Now, if the steering correction is properly dialed in, the pendulum effect begins to slow. If there's enough traction available from the pavement, the rear tires finally stop sliding, and the vehicle is at the limit of the yaw/slide and ready to snap back in the opposite direction. In performance driving vernacular, the energy built up in the rear springs unloads as the tires regain grip, initiating the "second reaction" hook slide. This occurs because the driver does not recognize the pause of the pendulum and the impending second reaction, and the back end snaps back in the opposite direction while the steering is still corrected in the direction of the initial slide. The instant the rear of the vehicle begins to swing back in the opposite direction, the front tires are no longer pointed where the vehicle needs to go -- thus the start of the back-and-forth "fishtailing," or, in the racing world, "death wiggle."

To prevent this, the three steps necessary to save a rear-end slide are correct, pause, recover -- or C-P-R in the motoring world. Steer into the slide just enough instantly, anticipate the pause as the back end rotation begins to slow, and continue to look where you need the vehicle to go. Prepare to steer back in the other direction at the same moment the back end begins to snap back. Timed correctly, C-P-R keeps the vehicle traveling in the same direction it originally was before the back-end sliding.

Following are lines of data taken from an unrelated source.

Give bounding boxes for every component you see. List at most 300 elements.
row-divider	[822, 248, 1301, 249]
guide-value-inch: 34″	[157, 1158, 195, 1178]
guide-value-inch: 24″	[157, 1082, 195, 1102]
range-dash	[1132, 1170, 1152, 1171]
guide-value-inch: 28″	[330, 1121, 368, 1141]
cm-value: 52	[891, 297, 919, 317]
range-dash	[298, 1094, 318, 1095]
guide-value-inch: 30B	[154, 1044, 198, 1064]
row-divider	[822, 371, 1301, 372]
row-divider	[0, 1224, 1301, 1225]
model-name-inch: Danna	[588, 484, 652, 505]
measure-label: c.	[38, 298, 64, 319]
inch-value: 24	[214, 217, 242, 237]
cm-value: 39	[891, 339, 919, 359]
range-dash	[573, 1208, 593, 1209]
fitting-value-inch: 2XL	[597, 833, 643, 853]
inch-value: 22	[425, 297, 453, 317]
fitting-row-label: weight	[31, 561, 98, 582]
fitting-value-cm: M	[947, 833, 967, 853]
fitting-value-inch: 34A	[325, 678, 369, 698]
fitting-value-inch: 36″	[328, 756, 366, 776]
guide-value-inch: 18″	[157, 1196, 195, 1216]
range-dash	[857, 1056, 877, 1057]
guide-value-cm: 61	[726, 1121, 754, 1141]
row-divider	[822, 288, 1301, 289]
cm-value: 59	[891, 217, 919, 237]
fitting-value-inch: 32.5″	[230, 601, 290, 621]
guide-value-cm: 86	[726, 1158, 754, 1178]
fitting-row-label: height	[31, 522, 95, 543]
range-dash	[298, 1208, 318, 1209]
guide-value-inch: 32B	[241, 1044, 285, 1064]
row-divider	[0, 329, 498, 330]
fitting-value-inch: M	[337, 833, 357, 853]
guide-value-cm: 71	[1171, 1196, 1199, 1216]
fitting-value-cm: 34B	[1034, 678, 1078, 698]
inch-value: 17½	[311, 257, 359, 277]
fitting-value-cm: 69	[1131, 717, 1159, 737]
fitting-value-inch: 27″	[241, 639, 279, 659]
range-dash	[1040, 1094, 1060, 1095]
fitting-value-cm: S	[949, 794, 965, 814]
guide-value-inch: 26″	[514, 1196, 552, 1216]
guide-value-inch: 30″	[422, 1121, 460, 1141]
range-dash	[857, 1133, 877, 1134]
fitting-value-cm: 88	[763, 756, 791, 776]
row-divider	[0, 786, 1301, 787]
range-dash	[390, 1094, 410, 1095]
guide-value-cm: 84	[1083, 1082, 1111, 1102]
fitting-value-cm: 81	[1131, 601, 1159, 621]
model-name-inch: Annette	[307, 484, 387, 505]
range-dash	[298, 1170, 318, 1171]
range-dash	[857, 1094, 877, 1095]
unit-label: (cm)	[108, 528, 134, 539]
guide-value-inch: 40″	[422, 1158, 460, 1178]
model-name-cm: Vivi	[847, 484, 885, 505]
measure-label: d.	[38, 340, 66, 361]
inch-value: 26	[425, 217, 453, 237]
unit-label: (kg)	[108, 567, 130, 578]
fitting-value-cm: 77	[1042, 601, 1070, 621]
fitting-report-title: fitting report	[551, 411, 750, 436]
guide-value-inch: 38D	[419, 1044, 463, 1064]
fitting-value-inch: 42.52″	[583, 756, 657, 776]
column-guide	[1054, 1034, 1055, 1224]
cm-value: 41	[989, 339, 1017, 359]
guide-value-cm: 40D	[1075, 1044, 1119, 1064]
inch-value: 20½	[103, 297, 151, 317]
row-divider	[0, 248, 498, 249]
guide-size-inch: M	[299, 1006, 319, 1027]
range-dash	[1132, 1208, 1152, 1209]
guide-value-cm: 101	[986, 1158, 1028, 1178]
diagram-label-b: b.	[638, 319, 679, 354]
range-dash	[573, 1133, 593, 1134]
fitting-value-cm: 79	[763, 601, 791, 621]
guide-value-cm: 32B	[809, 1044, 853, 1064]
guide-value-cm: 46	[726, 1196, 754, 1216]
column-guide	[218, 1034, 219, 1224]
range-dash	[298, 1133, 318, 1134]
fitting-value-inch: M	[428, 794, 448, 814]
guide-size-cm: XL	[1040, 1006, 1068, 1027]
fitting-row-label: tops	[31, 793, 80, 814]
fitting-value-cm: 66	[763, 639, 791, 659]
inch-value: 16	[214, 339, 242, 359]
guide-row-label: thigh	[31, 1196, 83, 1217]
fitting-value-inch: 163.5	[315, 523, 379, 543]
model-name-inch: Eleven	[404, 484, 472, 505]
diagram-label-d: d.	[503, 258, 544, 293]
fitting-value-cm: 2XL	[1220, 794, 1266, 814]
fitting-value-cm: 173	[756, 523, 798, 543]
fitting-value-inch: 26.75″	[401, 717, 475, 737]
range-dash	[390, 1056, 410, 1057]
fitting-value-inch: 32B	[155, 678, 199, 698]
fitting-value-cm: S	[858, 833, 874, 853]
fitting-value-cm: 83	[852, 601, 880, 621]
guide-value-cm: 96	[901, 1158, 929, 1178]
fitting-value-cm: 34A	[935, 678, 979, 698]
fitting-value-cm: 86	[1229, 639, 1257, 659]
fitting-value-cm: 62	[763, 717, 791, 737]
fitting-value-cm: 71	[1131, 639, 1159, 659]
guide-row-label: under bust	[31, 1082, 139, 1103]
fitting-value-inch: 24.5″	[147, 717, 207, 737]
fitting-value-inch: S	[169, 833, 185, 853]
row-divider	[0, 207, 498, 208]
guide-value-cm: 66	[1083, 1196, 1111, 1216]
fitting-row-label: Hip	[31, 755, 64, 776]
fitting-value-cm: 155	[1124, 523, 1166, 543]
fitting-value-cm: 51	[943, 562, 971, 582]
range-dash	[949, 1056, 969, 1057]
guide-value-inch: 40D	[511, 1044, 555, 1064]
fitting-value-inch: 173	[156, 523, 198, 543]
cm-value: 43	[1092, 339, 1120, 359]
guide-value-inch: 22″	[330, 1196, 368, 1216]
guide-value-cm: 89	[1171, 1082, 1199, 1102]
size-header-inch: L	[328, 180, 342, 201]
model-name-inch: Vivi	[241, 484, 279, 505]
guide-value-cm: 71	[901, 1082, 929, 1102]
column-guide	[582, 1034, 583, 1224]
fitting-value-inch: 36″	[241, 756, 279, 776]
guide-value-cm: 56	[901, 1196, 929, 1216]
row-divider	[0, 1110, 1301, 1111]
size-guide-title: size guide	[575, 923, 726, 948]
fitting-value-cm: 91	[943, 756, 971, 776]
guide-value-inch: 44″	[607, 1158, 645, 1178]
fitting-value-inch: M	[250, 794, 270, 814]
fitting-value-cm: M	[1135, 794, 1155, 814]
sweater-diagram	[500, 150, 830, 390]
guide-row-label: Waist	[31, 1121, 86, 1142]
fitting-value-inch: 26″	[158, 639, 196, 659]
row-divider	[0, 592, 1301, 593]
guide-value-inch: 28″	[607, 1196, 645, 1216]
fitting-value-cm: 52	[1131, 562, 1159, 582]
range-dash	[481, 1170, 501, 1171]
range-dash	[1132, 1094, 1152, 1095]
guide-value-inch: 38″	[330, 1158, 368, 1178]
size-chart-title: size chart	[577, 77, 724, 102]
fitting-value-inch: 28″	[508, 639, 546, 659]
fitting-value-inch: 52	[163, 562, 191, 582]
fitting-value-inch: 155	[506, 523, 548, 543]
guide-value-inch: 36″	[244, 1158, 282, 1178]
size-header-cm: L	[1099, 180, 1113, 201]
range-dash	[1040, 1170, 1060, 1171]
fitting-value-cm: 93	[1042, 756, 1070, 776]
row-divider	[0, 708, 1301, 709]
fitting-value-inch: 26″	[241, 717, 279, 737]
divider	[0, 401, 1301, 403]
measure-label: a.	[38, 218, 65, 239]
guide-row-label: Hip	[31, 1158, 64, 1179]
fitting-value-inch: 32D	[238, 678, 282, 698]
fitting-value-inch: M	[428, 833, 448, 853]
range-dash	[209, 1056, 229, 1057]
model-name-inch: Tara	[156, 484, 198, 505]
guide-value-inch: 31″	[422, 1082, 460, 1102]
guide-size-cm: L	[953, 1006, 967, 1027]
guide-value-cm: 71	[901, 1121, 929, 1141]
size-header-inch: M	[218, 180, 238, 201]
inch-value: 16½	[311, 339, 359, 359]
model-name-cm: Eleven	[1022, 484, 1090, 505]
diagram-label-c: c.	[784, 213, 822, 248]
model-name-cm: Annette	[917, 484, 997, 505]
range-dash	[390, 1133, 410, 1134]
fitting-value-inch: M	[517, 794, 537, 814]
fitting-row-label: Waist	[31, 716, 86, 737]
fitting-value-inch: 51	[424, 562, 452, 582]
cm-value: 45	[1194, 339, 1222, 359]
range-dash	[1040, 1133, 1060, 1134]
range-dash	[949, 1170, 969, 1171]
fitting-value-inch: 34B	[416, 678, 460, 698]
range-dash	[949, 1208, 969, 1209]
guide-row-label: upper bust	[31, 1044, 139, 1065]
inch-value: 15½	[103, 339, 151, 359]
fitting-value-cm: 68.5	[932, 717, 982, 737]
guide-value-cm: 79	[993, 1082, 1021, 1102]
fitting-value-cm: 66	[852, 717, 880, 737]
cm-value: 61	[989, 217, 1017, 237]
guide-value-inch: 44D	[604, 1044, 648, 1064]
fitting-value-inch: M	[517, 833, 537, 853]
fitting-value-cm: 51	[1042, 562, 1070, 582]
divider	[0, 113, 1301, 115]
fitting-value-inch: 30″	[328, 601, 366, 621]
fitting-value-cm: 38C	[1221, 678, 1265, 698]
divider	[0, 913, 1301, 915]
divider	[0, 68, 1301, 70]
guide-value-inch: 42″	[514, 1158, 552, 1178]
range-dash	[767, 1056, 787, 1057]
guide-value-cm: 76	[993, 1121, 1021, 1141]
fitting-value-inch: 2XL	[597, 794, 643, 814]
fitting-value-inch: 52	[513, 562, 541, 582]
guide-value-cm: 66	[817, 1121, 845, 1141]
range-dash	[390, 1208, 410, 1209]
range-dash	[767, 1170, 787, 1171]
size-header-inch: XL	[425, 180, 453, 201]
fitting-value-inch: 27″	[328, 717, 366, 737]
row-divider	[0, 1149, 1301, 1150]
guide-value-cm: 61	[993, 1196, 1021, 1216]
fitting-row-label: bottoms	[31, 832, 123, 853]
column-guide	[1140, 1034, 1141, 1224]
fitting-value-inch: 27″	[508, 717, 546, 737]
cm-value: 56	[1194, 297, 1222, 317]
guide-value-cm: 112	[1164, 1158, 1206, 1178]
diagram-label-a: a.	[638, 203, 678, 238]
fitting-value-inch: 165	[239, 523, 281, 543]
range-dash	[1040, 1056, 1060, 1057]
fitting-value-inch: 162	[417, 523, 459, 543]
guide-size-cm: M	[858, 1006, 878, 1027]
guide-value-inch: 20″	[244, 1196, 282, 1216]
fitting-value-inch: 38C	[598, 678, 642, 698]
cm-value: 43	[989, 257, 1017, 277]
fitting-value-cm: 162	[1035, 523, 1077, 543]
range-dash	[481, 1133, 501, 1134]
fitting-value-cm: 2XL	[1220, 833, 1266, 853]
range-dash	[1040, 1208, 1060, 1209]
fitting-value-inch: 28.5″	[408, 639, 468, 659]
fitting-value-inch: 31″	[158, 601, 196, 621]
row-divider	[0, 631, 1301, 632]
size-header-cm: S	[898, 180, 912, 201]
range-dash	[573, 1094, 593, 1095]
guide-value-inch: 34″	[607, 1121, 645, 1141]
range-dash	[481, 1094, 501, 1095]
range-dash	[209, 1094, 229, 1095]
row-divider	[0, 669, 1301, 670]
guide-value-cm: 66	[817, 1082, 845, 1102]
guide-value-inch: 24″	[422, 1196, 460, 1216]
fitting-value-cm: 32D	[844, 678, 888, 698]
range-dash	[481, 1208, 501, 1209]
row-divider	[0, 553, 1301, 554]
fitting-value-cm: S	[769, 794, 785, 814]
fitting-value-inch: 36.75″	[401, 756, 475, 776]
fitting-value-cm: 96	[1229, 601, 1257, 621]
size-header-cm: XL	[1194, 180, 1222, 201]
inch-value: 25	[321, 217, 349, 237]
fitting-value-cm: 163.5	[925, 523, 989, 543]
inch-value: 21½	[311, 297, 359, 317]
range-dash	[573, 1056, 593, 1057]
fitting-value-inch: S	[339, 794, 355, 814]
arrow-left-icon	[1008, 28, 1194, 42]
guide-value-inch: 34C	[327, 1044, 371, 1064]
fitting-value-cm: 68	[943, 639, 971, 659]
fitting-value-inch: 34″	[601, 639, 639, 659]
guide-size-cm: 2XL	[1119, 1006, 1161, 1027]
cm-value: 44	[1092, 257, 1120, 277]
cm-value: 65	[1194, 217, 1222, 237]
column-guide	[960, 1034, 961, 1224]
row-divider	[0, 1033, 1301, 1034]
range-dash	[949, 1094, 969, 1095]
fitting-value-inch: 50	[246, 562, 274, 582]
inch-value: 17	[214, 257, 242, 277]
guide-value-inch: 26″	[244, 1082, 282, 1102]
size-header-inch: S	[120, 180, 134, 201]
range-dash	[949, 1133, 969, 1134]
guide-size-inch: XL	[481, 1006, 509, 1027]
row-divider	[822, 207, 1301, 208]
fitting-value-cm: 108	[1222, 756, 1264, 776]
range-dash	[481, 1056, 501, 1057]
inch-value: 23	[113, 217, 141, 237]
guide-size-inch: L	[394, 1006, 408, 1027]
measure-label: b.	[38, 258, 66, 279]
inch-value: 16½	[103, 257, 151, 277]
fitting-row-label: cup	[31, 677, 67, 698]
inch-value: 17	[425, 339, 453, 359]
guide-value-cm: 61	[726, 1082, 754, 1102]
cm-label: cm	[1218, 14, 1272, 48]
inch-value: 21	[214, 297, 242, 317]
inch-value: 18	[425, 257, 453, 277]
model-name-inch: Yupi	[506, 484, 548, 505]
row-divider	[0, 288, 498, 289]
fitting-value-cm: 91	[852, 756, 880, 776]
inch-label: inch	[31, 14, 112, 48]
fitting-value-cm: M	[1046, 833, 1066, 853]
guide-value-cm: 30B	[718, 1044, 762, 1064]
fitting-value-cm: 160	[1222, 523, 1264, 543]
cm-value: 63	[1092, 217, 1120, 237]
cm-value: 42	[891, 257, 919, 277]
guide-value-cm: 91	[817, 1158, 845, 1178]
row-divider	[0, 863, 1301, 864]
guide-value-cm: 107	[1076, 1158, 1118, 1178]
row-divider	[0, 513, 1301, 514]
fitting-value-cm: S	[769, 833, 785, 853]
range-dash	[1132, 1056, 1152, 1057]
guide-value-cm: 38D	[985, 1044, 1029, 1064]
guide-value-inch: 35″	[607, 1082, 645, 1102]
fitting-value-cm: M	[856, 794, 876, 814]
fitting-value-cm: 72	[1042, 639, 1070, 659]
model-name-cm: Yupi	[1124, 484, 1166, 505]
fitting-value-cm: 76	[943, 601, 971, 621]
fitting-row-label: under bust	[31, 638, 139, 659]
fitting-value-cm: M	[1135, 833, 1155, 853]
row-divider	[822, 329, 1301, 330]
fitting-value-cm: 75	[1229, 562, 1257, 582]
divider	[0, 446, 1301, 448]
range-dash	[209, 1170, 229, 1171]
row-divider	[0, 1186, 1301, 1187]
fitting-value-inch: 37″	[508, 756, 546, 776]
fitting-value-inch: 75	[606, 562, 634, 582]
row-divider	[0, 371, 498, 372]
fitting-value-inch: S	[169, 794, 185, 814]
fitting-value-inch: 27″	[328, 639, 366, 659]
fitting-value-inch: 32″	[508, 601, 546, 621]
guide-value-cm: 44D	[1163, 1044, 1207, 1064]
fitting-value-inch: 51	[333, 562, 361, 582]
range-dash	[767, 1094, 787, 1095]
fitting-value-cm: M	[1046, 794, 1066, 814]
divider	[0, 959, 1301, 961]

Thus, there's really no "overcorrecting." It's more of a delay in initial steering input, then a delay or lack of recovery -- turning the steering back toward the center/neutral position as the back end snaps back. It gives the appearance of overcorrecting because the front wheels, as the car snaps back, are still turned in the original direction of the skid. But it's because of the delay in recognizing and responding to the second reaction, not because the wheel was turned too much initially.

One final key point. In terms of how much steering correction to input, this is entirely dependent upon two things: How quickly the correction occurs (as you noted above), and how rapidly the pendulum or back end is rotating around. There are wimpy little slides on dry pavement that require only small corrections, but then there is the "mother of all slides" at higher speeds or on wet pavement that requires every bit of available steering wheel input/angle to keep the front wheels pointed where the vehicle is sliding. This is why the "shuffle steering" technique is so important. It doesn't matter how quickly the steering correction is done -- if the steering isn't turned far enough to keep the front wheels pointed where the vehicle is sliding, the back end is never going to pause, giving the driver a chance to recover.

As a side bar, a "sudsy" parking lot isn't an effective teaching tool for the simple reason that an artificial super-slippery surface never allows the rear tires to regain grip, slowing and stopping the pendulum. Thus, there's little or no potential for the second reaction, and students do not learn this incredibly important piece of information. This is why it's so much more difficult to "save" a slide on ice.

The last words on this issue: What if you don't "catch" the slide? In racing terms, "if you spin, both feet in," meaning lock the brakes hard instantly and keep them locked until the vehicle comes to a complete stop, and if it's a manual transmission, push the clutch in to keep the engine running. This slows the vehicle as rapidly as possible and keeps the vehicle traveling in a straight line, hopefully right down the middle of the road, as it spins.